Sobre Lindsay Clancy dijo era una madre “muy dedicada” que hacía todo por sus hijos. Detalló que les tomó cientos de fotos; algunas las incluyó en collages que colgaban en su casa, dijo.
Pero en el fondo, Lindsay Clancy lidiaba con estrés, ansiedad y otros problemas de salud mental que se desarrollaron después del parto, según su exmarido; problemas que se agravaron cuando se preparaba para regresar al trabajo después del nacimiento de su tercer hijo en mayo de 2022.
A principios de diciembre de 2022 empezó a tomar n nuevo antipsicótico, según testificó su exmarido. Por esas fechas, ella le dijo que tenía tendencias suicidas y que tenía “pensamientos intrusivos” sobre hacerles daño a los niños, afirmó.
El juicio
En un tribunal de Plymouth, Massachusetts, se desarrolla el juicio penal contra Lindsay Clancy, una enfermera de 35 años acusada del homicidio de sus tres hijos: Cora, de 5 años; Dawson, de 3; y Callan, de 8 meses.
El caso se centra en la determinación de su estado mental el 24 de enero de 2023, fecha en que ocurrieron los hechos en su residencia de Duxbury.

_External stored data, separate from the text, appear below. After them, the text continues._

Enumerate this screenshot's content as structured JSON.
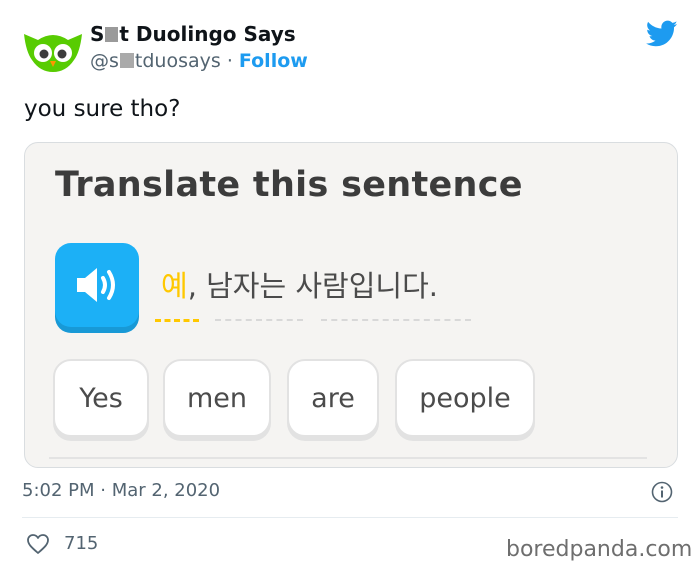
{
  "author": {
    "name_pre": "S",
    "name_post": "t Duolingo Says",
    "handle_pre": "@s",
    "handle_post": "tduosays",
    "separator": "·",
    "follow_label": "Follow"
  },
  "tweet": {
    "text": "you sure tho?",
    "timestamp": "5:02 PM · Mar 2, 2020",
    "likes": "715"
  },
  "card": {
    "title": "Translate this sentence",
    "sentence_highlight": "예",
    "sentence_rest": ", 남자는 사람입니다.",
    "word_bank": [
      "Yes",
      "men",
      "are",
      "people"
    ]
  },
  "watermark": "boredpanda.com",
  "colors": {
    "twitter_blue": "#1d9bf0",
    "duolingo_blue": "#1cb0f6",
    "duolingo_green": "#58cc02",
    "highlight_yellow": "#ffc800"
  },
  "icons": [
    "owl-avatar-icon",
    "twitter-bird-icon",
    "speaker-icon",
    "info-icon",
    "heart-icon"
  ]
}
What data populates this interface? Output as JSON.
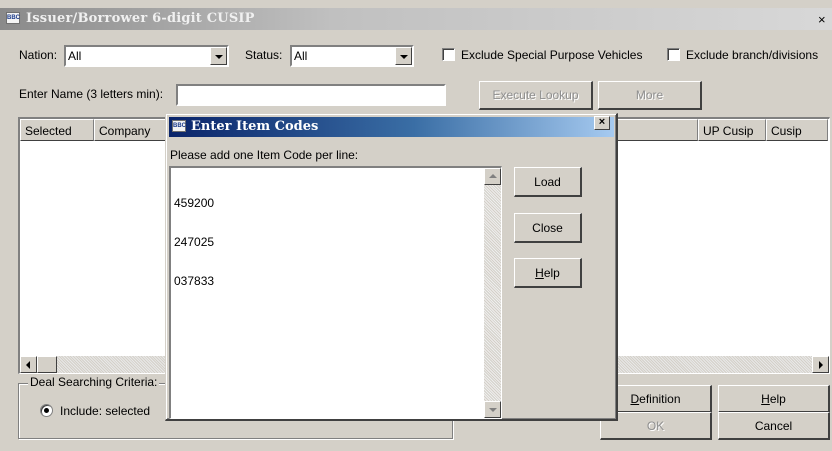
{
  "main_window": {
    "title": "Issuer/Borrower 6-digit CUSIP",
    "close_glyph": "×",
    "app_icon_text": "BBC"
  },
  "filters": {
    "nation_label": "Nation:",
    "nation_value": "All",
    "status_label": "Status:",
    "status_value": "All",
    "exclude_spv_label": "Exclude Special Purpose Vehicles",
    "exclude_branch_label": "Exclude branch/divisions"
  },
  "search": {
    "name_label": "Enter Name (3 letters min):",
    "name_value": "",
    "execute_label": "Execute Lookup",
    "more_label": "More"
  },
  "results": {
    "columns": [
      "Selected",
      "Company",
      "UP Cusip",
      "Cusip"
    ]
  },
  "deal_criteria": {
    "title": "Deal Searching Criteria:",
    "include_label": "Include: selected"
  },
  "bottom_buttons": {
    "definition": {
      "mnemonic": "D",
      "rest": "efinition"
    },
    "help": {
      "mnemonic": "H",
      "rest": "elp"
    },
    "ok": "OK",
    "cancel": "Cancel"
  },
  "dialog": {
    "title": "Enter Item Codes",
    "close_glyph": "×",
    "instruction": "Please add one Item Code per line:",
    "codes": [
      "459200",
      "247025",
      "037833"
    ],
    "load_label": "Load",
    "close_label": "Close",
    "help": {
      "mnemonic": "H",
      "rest": "elp"
    }
  }
}
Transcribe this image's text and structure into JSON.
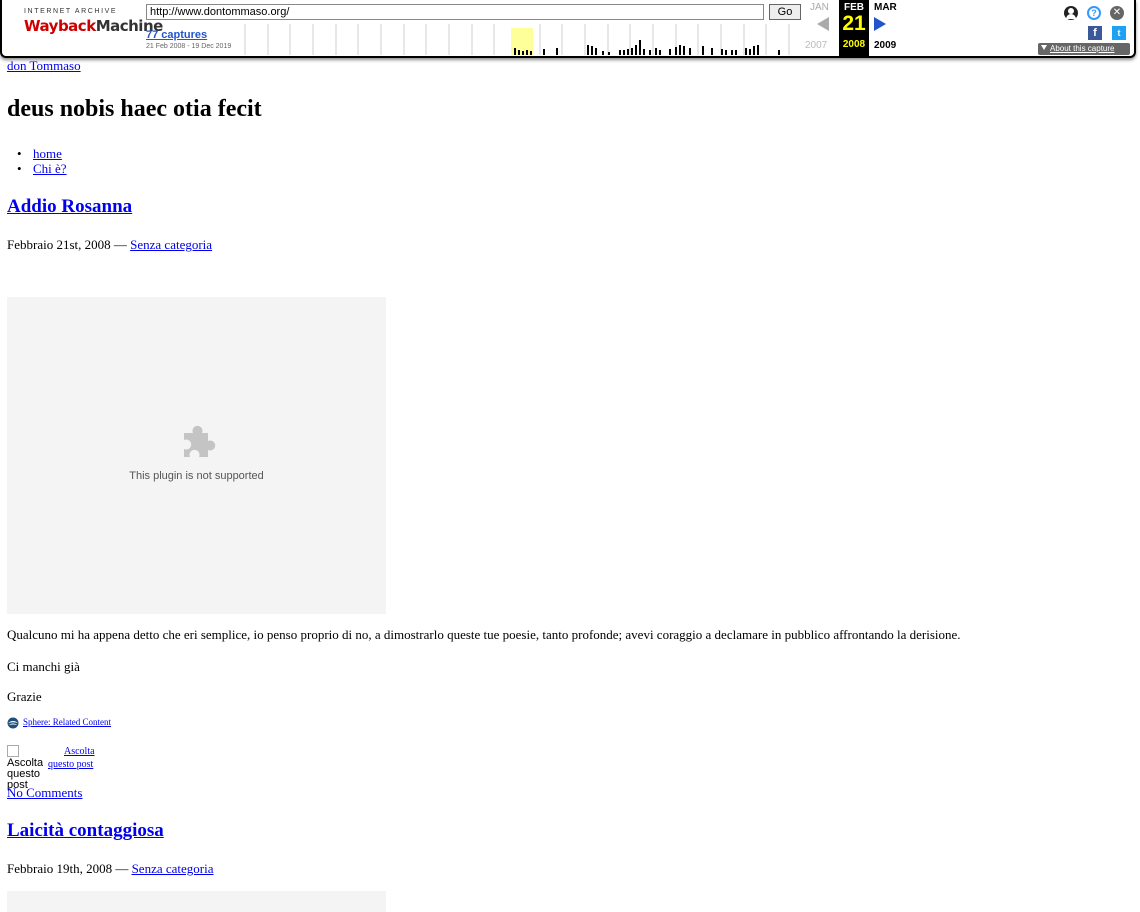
{
  "wayback": {
    "logo_top": "INTERNET ARCHIVE",
    "logo_wayback": "Wayback",
    "logo_machine": "Machine",
    "url": "http://www.dontommaso.org/",
    "go_label": "Go",
    "captures_label": "77 captures",
    "date_range": "21 Feb 2008 - 19 Dec 2019",
    "prev_month": "JAN",
    "current_month": "FEB",
    "next_month": "MAR",
    "current_day": "21",
    "prev_year": "2007",
    "current_year": "2008",
    "next_year": "2009",
    "about_label": "About this capture",
    "help_glyph": "?",
    "close_glyph": "✕",
    "fb_glyph": "f",
    "tw_glyph": "t",
    "icons": [
      "user-icon",
      "help-icon",
      "close-icon",
      "facebook-icon",
      "twitter-icon"
    ],
    "colors": {
      "accent": "#2255cc",
      "highlight": "#ffff00",
      "logo_red": "#cc0000"
    }
  },
  "page": {
    "site_link": "don Tommaso",
    "site_title": "deus nobis haec otia fecit",
    "nav": [
      {
        "label": "home"
      },
      {
        "label": "Chi è?"
      }
    ],
    "posts": [
      {
        "title": "Addio Rosanna",
        "date": "Febbraio 21st, 2008",
        "sep": " — ",
        "category": "Senza categoria",
        "plugin_message": "This plugin is not supported",
        "paragraphs": [
          "Qualcuno mi ha appena detto che eri semplice, io penso proprio di no, a dimostrarlo queste tue poesie, tanto profonde;  avevi coraggio a declamare in pubblico affrontando la derisione.",
          "Ci manchi già",
          "Grazie"
        ],
        "sphere_link": "Sphere: Related Content",
        "listen_alt": "Ascolta questo post",
        "listen_link_1": "Ascolta",
        "listen_link_2": "questo post",
        "comments_link": "No Comments"
      },
      {
        "title": "Laicità contaggiosa",
        "date": "Febbraio 19th, 2008",
        "sep": " — ",
        "category": "Senza categoria"
      }
    ]
  }
}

Los registros médicos presentados durante el juicio detallan un periodo de inestabilidad de salud mental que comenzó meses antes de los sucesos. Entre septiembre de 2022 y enero de 2023, Clancy mantuvo aproximadamente doce sesiones con la psiquiatra Jennifer Tufts. Durante este tiempo, la acusada reportó síntomas de ansiedad, insomnio y dificultades para establecer un vínculo con su hijo menor.
La documentación clínica muestra múltiples ajustes en su medicación. Clancy expresó en mensajes a sus proveedores de salud su disconformidad con fármacos como el Remeron, mencionando efectos secundarios que calificó de intolerables y la aparición de pensamientos intrusivos. En diciembre de 2022, la paciente acudió a una sala de emergencias por ideación suicida, a principios de enero de 2023, ingresó voluntariamente en una instalación psiquiátrica por varios días.